Given a string s and a string t, check if s is subsequence of t.

You may assume that there is only lower case English letters in both s and t. t is potentially a very long (length ~= 500,000) string, and s is a short string (<=100).

A subsequence of a string is a new string which is formed from the original string by deleting some (can be none) of the characters without disturbing the relative positions of the remaining characters. (ie, "ace" is a subsequence of "abcde" while "aec" is not).

Example 1:

s = "abc", t = "ahbgdc"

Return true.

Example 2:

s = "axc", t = "ahbgdc"

Return false.

Follow up:

If there are lots of incoming S, say S1, S2, ... , Sk where k >= 1B, and you want to check one by one to see if T has its subsequence.
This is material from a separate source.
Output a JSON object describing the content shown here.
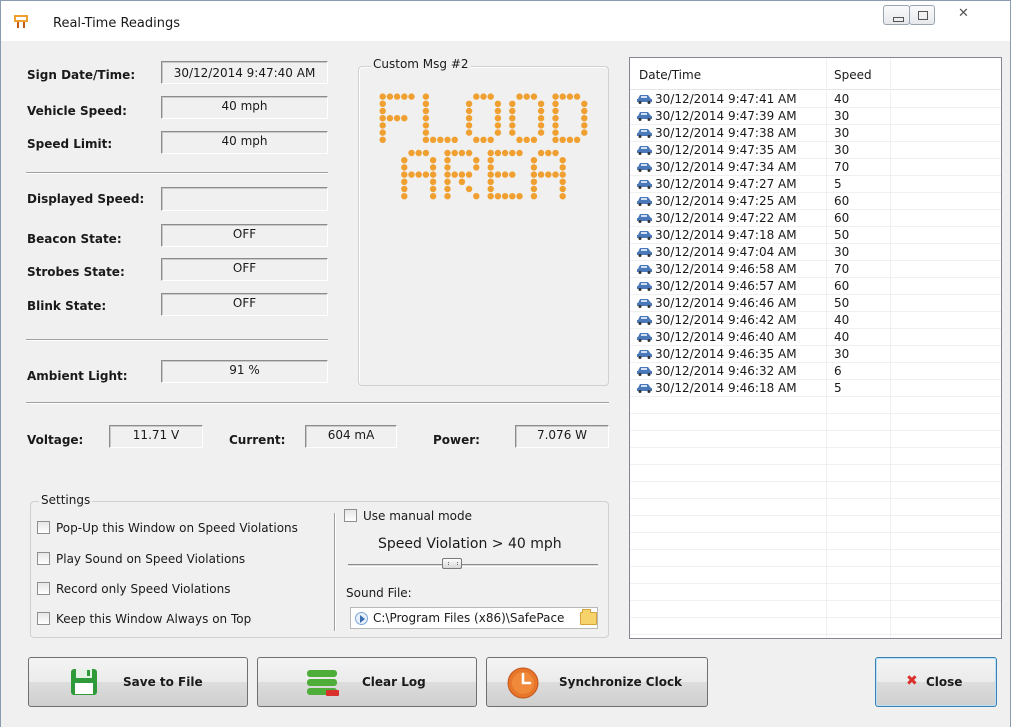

In this scenario, how would you change your code?

Credits:

Special thanks to @pbrother for adding this problem and creating all test cases.

Solutions (Rust)

1. Two Pointers

impl Solution {
    pub fn is_subsequence(s: String, t: String) -> bool {
        let mut s = s.chars();
        let mut t = t.chars();
        while let Some(ch_s) = s.next() {
            loop {
                match t.next() {
                    Some(ch_t) => {
                        if ch_t == ch_s {
                            break;
                        }
                    },
                    None => return false,
                };
            }
        }
        true
    }
}

2. Binary Search

use std::collections::HashMap;

impl Solution {
    pub fn is_subsequence(s: String, t: String) -> bool {
        let mut char_index = HashMap::new();
        for (i, c) in t.chars().enumerate() {
            char_index.entry(c).or_insert(Vec::new()).push(i);
        }

        let mut prev = 0;
        for c in s.chars() {
            if let Some(v) = char_index.get(&c) {
                match v.binary_search(&prev) {
                    Ok(i) => prev += 1,
                    Err(i) => {
                        if i == v.len() {
                            return false;
                        }
                        prev = v[i] + 1;
                    },
                };
            } else {
                return false;
            }
        }
        true
    }
}